Read about it here: https://www.nytimes.com/2026/02/14/business/ice-health-care-corecivic-immigrants-detention.html
“Today, detention is at the highest level in history. In July 2025, Congress authorized $45 billion for ICE detention, to be spent through Fiscal Year 2029. This funding comes on top of the already record high $4 billion appropriated for ICE detention in the Fiscal Year 2025 budget; an annual sum which is expected to increase in subsequent years. In the final section of this report, we calculate that with this funding, ICE could potentially acquire enough detention beds to house 135,000 people at any given time, more than three times the entire capacity of the system at the time President Trump took office. Private prison companies, as well as state and local governments, are set to cash in on these huge sources of funding.
With the Trump administration effectively eliminating three immigration oversight subagencies and prohibiting members of Congress from conducting lawful inspections, the detention system and the abuses endemic to it are more opaque than ever before.

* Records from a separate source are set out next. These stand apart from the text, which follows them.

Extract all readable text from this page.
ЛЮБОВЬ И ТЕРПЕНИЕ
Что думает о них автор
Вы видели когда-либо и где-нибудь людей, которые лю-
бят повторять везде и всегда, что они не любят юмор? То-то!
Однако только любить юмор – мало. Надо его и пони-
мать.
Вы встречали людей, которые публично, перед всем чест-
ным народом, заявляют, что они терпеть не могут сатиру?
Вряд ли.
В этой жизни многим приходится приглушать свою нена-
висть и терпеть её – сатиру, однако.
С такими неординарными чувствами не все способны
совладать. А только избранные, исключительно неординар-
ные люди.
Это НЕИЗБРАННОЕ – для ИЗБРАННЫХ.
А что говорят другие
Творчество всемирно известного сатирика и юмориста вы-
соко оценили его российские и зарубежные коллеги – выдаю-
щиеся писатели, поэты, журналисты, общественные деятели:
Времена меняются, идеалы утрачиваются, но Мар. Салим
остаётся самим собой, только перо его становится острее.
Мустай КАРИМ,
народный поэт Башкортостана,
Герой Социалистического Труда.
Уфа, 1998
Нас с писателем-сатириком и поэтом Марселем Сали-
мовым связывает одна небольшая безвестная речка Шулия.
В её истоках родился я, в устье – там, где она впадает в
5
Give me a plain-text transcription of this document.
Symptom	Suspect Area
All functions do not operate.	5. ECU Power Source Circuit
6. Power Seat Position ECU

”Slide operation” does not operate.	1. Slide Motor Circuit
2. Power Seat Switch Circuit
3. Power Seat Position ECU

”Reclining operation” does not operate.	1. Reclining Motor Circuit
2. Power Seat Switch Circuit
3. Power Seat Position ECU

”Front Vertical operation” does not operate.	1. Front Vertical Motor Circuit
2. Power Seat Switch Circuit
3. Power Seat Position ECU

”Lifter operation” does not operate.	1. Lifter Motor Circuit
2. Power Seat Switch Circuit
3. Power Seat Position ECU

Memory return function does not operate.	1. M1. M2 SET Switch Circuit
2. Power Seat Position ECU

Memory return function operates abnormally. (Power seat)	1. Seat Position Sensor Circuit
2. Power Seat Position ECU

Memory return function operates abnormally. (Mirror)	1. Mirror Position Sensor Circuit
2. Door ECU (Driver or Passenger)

The problems with conditions in ICE detention are likely to grow only worse over the next four years. Families and adults disappear into detention in one state and reappear thousands of miles away—or in another country following a rapid deportation. While a flood of habeas corpus lawsuits has prevented some injustices, the majority of people do not have the resources or the ability to fight ICE’s choice to detain.”